The SWOT analysis is a methodology for strategic planning, which can apply to a variety of business types and vocational fields. The theory and structure itself is not terribly complex, but application and interpretation can be difficult for particular organizations in certain situations. Self-analysis can sometimes be problematic from an objectively standpoint, which is why some organizations will bring in an outside consultant. The idea of the SWOT analysis is to evaluate the business and prepare it for future opportunities. Therefore, here are a few thoughts on the specifics of the SWOT analysis, which includes strengths, weaknesses, opportunities, and threats.
The first part of the SWOT analysis has to do with the strengths of the organization. This is an internal analysis, and it has to do with what the organization does well. It might include particular products, staff, innovations, culture, or history. When people evaluate strengths they have to be careful to stick with internal factors, rather than roaming outside the company. It can be tempting to start talking about opportunities, but this comes later.
As one might imagine, weaknesses have to do with the shortcomings of the organization. This includes lack of innovation, limited products or services, personnel problems, internal distractions, and breakdown in communication. Evaluating weaknesses may be one of the most difficult parts of the process because people may be tempted to point fingers, which can cause awkward relational problems. Of course, if people are not honest with their analysis, the organization risks the possibility that certain problems will be ignored and company will not learn from it’s mistakes.
The analysis of opportunities has to do with external factors, such as the marketplace or new opportunities for company growth. This can be a highly theoretical part of the process. In addition, it can be a little difficult because people may be doing some guessing. Logically, if they were aware of particular opportunities, they may have already capitalized on them. Instead, certain situations remain a possible opportunity rather than a defined mastery. Opportunities may be in the form of new markets, breakthroughs in technology and trends in society that are advantageous to the organization.
Finally, there are threats to the organization, which are also external factors. These include things like economic downturns, change in laws and regulations, and shifts in consumer attitudes and behavior. In many ways, external threats cannot be controlled, but the savvy business will maintain some level of awareness so that they can adjust to these sorts of changes.

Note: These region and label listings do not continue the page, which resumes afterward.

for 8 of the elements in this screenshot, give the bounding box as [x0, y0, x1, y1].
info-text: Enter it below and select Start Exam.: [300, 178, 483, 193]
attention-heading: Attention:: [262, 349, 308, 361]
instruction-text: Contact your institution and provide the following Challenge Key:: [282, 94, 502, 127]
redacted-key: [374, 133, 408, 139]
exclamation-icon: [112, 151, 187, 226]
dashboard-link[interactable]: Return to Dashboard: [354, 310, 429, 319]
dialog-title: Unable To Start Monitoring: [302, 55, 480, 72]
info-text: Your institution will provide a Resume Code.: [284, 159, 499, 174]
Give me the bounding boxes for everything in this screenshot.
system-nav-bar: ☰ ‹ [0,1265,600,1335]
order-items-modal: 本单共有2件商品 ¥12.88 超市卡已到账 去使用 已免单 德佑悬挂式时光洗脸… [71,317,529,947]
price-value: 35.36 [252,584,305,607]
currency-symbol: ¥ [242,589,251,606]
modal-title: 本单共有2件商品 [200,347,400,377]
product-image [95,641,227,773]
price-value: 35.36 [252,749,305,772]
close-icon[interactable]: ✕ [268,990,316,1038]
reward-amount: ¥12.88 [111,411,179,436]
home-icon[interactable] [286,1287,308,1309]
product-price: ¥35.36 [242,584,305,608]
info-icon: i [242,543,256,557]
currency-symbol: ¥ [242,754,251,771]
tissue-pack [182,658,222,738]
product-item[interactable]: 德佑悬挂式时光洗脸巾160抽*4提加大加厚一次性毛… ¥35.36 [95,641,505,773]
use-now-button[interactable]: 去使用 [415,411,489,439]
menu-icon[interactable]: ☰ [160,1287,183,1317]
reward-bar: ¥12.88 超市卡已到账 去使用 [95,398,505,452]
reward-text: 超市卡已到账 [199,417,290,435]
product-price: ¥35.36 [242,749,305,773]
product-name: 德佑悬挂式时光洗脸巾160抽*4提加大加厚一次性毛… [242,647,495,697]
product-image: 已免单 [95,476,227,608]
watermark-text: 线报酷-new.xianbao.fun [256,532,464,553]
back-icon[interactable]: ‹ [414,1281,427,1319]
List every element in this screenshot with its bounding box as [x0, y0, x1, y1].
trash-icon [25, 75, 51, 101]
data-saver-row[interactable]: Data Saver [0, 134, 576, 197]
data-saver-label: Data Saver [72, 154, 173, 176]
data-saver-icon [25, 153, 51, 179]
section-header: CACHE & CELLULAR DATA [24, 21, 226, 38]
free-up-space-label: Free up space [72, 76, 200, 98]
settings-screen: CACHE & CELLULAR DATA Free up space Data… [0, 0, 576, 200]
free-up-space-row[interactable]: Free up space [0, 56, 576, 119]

The organization that struggles is often the place that does not read the signs and pay attention to how the world is changing.
As mentioned, one of the largest obstacles to an effective SWOT analysis is objectivity. Sometimes people romanticize their strengths and minimize their weaknesses, because admitting organizational shortcomings may reflect badly on their performance. In addition, evaluating the external world can be complex because some people do not often venture outside the walls of their own organization. Still, a SWOT analysis can be a very valuable exercise if people use it as an opportunity to evaluate, plan, and execute new plans for the future.